The great thing about open source software is the unexpected contributions you may suddenly receive.
Jonathan Kamens of Advent Software sent a patch into the nagios-devel mailing list about a speed up to the status CGIs. He identified, using gprof, that status.cgi was taking the most time in the sorting routine of downtimes and comments.
His patch was simple and effective - instead of trying to sort the order of the objects every time, just do it once at the end.
We’ve been looking at the patch and produced some statistics of the old behaviour versus the new behaviour. The times can be found from running the t/660status-downtimes-comments.t perl script within the Nagios code.
|Comments and downtimes||Nagios 3.2.0||With patch|
|100000||1680 (= 28mins - and it didn't finish!)||53|
For 100000 comments, the status.cgi was taking 28 minutes just reading the current status data - and in the test it didn’t actually finish! With Jonathan’s patch, this reduced down to 53 seconds.

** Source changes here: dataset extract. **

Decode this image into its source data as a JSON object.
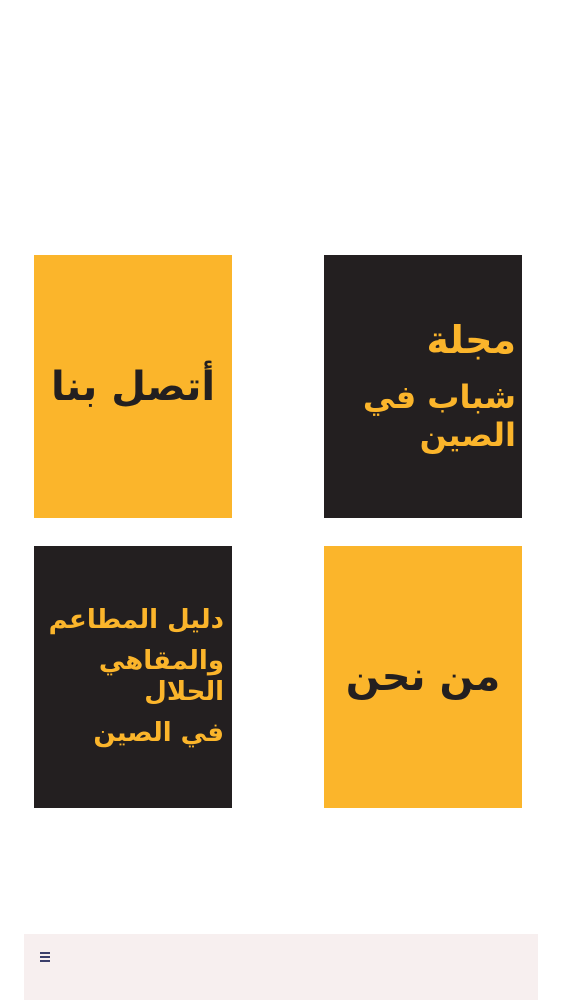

There’s probably still some work to do as an increase of 10 from 10000 to 100000 increases the execution time by a factor of 53, but this is a good start!

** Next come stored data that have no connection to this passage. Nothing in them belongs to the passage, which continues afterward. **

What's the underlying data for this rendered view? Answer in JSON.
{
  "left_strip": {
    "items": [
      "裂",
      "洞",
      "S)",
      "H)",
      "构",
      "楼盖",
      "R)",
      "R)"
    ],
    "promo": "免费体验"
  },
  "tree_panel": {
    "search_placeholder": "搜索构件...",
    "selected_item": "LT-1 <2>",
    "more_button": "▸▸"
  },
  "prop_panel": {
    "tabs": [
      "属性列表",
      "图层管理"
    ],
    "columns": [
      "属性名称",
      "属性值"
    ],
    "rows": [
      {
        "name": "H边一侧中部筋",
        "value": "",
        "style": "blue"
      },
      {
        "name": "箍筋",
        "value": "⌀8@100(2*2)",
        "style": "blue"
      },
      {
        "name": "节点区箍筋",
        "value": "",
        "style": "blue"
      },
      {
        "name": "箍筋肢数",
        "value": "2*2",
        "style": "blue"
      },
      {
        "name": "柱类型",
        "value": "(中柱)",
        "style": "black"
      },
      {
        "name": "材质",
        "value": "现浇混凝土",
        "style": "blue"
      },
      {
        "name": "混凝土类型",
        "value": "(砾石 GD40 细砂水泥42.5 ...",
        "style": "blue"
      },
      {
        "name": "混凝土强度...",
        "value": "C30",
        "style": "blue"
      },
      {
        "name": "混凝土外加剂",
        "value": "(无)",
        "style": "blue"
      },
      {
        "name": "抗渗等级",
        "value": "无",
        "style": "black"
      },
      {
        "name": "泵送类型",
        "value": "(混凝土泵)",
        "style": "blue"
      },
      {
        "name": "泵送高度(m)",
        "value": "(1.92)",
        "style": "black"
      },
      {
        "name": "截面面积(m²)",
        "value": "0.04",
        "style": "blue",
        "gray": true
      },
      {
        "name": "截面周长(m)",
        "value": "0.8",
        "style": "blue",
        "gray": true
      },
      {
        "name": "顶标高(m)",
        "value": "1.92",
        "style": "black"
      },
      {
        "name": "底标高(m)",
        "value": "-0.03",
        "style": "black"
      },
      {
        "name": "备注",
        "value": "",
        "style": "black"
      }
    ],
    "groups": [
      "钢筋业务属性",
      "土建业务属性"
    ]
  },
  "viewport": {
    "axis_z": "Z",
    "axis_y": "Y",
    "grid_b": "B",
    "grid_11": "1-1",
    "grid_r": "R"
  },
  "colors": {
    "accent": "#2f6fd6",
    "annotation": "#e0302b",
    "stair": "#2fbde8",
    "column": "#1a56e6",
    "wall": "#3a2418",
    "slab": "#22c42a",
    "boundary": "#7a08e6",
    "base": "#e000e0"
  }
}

There seem to be some work in looking at alternative ways of getting status data, including NDOutils database backend, or mklivestatus to get the information directly from the Nagios daemon.
For Opsview, we’re betting on the database backend, because there are other advantages (arbitrarily complex search criteria, historical information, separation of work from Nagios instance), although we like to provide the old style Nagios CGIs as well, so we’ll be adding this patch to Opsview. Funnily enough, the Nagios users get the patch earlier than the Opsview users do! But that’s all part of working with open source software and improving the tools for everyone.